There were some important truths in what Mr Johnson had to say, it opines, one of which is that, having embarked on Brexit, "the only way we will make a success of it is with an optimistic vision of this country and its place in the world". As a newspaper, it claims to have espoused such a vision, of an "open and outward-looking Brexit". The Foreign Secretary, it adds, "has caught that mood".

On Brexit, it goes on to say, "our glum prime minister is in danger of falling into a similar trap that she encountered in the June election, of not really convincing anybody". It tells us: "She may not agree with everything Mr Johnson says and she will no doubt question his motives. But many in her party and the country will prefer to laugh with the sinner, not cry with the saints".

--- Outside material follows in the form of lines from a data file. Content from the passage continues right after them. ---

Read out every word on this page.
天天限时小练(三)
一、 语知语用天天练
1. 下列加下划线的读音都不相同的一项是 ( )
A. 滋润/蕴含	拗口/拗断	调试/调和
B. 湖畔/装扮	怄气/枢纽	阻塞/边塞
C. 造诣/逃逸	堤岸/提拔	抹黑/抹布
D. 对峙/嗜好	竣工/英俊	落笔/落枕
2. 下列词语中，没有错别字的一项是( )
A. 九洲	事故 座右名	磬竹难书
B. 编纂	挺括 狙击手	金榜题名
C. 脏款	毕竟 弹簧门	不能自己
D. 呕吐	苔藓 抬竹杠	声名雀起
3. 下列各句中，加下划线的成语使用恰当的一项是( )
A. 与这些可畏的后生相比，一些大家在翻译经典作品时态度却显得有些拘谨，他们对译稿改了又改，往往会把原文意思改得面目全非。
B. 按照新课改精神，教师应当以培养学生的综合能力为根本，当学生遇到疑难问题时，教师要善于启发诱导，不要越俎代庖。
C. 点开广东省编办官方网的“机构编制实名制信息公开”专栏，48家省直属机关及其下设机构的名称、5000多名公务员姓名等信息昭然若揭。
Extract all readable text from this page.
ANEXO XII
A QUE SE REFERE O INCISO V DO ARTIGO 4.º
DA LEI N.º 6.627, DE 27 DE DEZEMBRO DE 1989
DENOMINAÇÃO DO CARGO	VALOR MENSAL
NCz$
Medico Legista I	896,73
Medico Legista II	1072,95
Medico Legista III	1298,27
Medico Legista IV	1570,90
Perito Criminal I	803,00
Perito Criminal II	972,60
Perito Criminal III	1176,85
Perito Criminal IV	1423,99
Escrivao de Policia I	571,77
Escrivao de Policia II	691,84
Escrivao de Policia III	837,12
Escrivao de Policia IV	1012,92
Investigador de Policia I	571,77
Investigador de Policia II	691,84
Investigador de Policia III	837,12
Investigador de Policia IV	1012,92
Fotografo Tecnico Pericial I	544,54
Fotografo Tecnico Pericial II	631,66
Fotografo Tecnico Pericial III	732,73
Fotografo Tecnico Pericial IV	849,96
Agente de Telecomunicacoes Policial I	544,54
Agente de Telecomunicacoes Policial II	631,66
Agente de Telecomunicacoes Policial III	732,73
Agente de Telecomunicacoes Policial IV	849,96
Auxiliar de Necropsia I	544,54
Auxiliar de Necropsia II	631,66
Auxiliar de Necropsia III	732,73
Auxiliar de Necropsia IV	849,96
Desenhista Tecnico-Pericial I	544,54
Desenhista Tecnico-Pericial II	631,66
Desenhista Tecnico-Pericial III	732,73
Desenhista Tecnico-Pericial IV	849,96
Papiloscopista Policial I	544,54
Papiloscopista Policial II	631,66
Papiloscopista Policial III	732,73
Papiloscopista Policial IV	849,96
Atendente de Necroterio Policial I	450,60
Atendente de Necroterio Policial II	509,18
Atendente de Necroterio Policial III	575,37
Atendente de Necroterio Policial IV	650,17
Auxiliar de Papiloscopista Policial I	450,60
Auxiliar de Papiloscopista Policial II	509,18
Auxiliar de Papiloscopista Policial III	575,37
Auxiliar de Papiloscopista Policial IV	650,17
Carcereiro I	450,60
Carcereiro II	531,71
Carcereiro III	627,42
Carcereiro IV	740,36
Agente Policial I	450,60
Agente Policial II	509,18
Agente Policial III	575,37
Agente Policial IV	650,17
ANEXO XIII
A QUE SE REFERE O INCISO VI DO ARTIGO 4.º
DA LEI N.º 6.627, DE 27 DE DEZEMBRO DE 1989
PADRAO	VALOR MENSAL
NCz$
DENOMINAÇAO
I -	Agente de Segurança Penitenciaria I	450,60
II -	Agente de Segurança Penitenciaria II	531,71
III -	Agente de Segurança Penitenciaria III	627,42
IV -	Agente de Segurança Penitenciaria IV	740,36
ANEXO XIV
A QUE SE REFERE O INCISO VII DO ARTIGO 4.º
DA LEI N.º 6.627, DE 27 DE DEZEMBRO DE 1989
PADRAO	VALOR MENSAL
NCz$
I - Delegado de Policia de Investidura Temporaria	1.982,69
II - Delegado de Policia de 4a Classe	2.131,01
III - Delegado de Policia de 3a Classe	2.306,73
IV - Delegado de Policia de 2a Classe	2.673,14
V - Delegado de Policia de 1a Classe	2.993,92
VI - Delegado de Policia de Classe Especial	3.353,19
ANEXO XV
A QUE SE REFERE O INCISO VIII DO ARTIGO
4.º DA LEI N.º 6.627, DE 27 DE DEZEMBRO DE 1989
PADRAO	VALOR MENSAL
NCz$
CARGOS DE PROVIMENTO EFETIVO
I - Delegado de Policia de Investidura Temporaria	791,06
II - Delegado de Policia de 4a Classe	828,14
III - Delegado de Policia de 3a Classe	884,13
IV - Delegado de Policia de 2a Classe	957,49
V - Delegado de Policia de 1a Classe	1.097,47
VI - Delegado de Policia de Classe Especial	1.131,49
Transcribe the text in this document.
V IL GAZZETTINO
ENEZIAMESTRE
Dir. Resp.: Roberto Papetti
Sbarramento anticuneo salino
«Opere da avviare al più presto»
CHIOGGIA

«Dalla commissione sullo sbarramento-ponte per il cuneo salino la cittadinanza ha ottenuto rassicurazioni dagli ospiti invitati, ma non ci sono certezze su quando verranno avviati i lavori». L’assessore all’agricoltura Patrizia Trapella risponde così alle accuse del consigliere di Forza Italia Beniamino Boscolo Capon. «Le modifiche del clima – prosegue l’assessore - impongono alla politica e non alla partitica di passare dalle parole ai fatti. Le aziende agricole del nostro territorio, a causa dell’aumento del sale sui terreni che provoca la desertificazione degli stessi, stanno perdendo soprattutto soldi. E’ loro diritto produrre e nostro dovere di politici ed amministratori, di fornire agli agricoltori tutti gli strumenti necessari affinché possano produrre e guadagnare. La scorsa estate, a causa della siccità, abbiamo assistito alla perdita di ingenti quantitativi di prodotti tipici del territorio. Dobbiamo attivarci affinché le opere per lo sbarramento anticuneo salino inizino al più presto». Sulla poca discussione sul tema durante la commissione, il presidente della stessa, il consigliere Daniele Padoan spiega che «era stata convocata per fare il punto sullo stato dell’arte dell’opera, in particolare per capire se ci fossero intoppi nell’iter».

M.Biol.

Bluntly, though, anyone attracted to the facile message that Johnson has managed to cobble together would deserve every bit of the shambles that will hit us unless Mrs May can get her act together. And nothing Johnson has done has in any way helped the Prime Minister towards a stable Brexit settlement.

Assuming Mrs May is receptive to and capable of taking advice, she needs to be told that the designated chief negotiator is making a pig's ear of his task and, left to his own devices, will have us crashing out of the EU with no deal – a prospect, she needs to be told, would be a disaster for the UK.

Too many people, whether driven by ignorance or stupidity, or both, remain keen to gamble with the idea of a no deal, even somehow convincing themselves that a walk-away position would allow us to continue trading with the EU on much the same basis as currently.

There are now only a few days before Mrs May possibly puts this position to the test, and brings the UK crashing down – destroying the Conservative Party in the process.

A responsible media and a grown-up commentariat would have been making the best of time available and rehearsing the issues that the Prime Minister must address in her Florence speech. Instead, as always, they have allowed themselves to be distracted by a "back-seat driver" and are wasting valuable time.

We could thus do with a lot less of Mr Johnson's "vision" and a lot more hard reality about how we are going to achieve Brexit without a disaster. At this stage, optimism is for fools. There is no sound basis for it. Only the tightest grip of reality is going to get us out of this mess.